L'immigrazione nel cinema italiano

"Quaderni del CSCI", a cura di D. Aronica, Barcellona, 2012

1. Visibilità

Diceva un importante migrante, uno scrittore marocchino che vive in Francia,  Tahar Ben Jelloun: “Gli immigrati non sono fotogenici”. Nel senso che la loro immagine,  anche quando appare, anche quando è addirittura sovraesposta, come spesso accade sui media, non dà mai conto della loro identità, non è mai vista in termini positivi, ma soltanto negativi, proprio come il negativo di una immagine fotografica. L’immigrato non è fotogenico nel senso che non viene mai rappresentato in maniera corretta: o è poco visibile o è fin troppo fotografato. Come se la sua immagine non avesse spessore, anche quando è presente, anche quando riempie i nostri giornali, le nostre televisioni,  la nostra testa di paure, la nostra anima di preoccupazioni. Rappresentato ad una sola dimensione, quella d’essere immigrato, lo straniero sembra non avere consistenza: non importa sia uomo o donna, vecchio o bambino, colto o analfabeta, rimane invisibile dal punto di vista sociale; ma lo è, nei fatti, anche per le istituzioni, che non ne riconoscono i diritti, non lo considerano parte della cittadinanza italiana, o europea; che gli chiedono continuamente, anche dopo anni che è integrato nel tessuto sociale del paese d’accoglienza, il ‘permesso di soggiorno’.

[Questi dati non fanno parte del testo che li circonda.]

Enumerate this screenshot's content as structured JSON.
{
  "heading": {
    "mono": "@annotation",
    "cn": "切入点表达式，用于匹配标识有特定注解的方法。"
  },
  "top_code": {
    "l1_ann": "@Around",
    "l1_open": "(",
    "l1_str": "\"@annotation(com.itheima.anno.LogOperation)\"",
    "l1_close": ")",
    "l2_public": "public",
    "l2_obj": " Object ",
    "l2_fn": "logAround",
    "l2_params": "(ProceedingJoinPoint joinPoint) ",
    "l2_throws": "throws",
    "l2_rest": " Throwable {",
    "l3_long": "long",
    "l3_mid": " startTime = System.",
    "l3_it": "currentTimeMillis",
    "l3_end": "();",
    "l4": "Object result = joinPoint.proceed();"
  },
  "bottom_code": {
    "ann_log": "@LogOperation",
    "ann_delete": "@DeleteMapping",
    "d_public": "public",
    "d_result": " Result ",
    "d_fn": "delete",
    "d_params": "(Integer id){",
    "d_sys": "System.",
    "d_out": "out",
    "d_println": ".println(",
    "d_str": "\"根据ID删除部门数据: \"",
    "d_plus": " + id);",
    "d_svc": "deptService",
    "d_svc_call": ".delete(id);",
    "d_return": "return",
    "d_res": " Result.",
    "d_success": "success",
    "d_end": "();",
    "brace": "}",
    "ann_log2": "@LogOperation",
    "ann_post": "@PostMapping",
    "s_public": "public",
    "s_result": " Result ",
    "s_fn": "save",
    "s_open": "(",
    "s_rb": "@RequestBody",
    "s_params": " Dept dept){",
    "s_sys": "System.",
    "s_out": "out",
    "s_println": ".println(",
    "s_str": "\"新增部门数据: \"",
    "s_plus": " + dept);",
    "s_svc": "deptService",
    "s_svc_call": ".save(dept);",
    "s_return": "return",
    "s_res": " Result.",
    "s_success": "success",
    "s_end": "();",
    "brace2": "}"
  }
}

E’ come se l’identità del migrante fosse schiacciata su quel foglio di carta: dove, appunto, si trova la sua immagine, dove è stabilito qual era il posto dove doveva stare e gli viene concesso di stare in un altro posto; un posto che non è il suo, che gli viene continuamente ricordato non essere il suo. Ecco perché occorre sempre farlo vedere, questo permesso di soggiorno, occorre mostrare continuamente questa identità precariamente conquistata. Schiacciato sulla sua identità di carta il migrante perde, e occorre rendersene conto, gli elementi fondamentali della sua stessa umanità. Non è più una persona, diventa un immigrato extracomunitario: parole che unificano persone che spesso non hanno niente in comune, persone che vengono da mondi diversi, e che sono diverse tra loro, sono giovani o sono vecchi, vengono per lavorare o per scappare, vengono per studiare, o magari per amare. Parole – o immagini, quelle d’un film o di un servizio televisivo – che impediscono ogni spessore, ogni possibilità di riconoscersi, di esprimersi, di emergere: e come si fa, infatti, ad uscire da un’identità cosi’ unidimensionale?  Lo sradicamento che il migrante avverte, non è soltanto fisico; è quello di chi non ritrova più nemmeno la propria unitarietà, la possibilità di essere riconosciuto come una persona intera: non soltanto il frammento che viene preso in considerazione,  il lavoratore che serve alle imprese, il criminale che emerge dai media, quella riduttiva parte di sé che in qualche modo è accettata e trascritta su quel foglio di carta, su quella immagine del telegiornale. L’identità migrante in questa prospettiva si definisce come un’identità ‘senza’ qualche cosa, non si definisce come un’identità che esprime qualche cosa. Anche le parole lo dicono: l’extracomunitario non è definito da quello che è, ma da quello che non è.

2. Diversità

In Internet, nel dizionario dei sinonimi di Word 6,  meticcio è sinonimo di “ibrido, incrociato, bastardo”,  mentre occidentale –  per questo simpatico dizionario del terzo millennio – significa invece “bianco, colto, civilizzato”.  Se questo è il linguaggio dei new media, si può immaginare quale sia il lessico diffuso dai vecchi media, giornali , televisione e cinema. Per gli immigrati, hanno grande successo termini coloriti e densi di connotazioni dialettali e blandamente negative, come vu’ cumprà; che poi rimanda alla tradizionale identificazione tra immigrato e braccia da lavoro che in Germania aveva dato luogo al significativo gastarbeiter (lavoratore ospite), che fa ben trasparire l’intenzione di rimandare a casa l’”ospite” appena finito il suo lavoro. In tempi di politically correct si preferisce il già citato, apparentemente asettico extracomunitario: che non solo contiene in sé il concetto stesso dell’esclusione; ma che comunque, oltre a definire per negazione, rafforza l’immagine di un gruppo omogeneo e indistinguibile di ‘diversi’.  E' in questo modo che i media rafforzano e diffondono certi luoghi comuni, arredamenti di uno spazio mentale angusto, chiuso tra le pareti del pregiudizio, incapace di guardare fuori di sé.  Stereotipi che servono a rassicurarci, come accade nella pubblicità o nelle narrazioni del telegiornale: ma che trovano spazio,  e forza persuasiva, soprattutto nella fiction, negli sceneggiati, nei telefilm, nei film.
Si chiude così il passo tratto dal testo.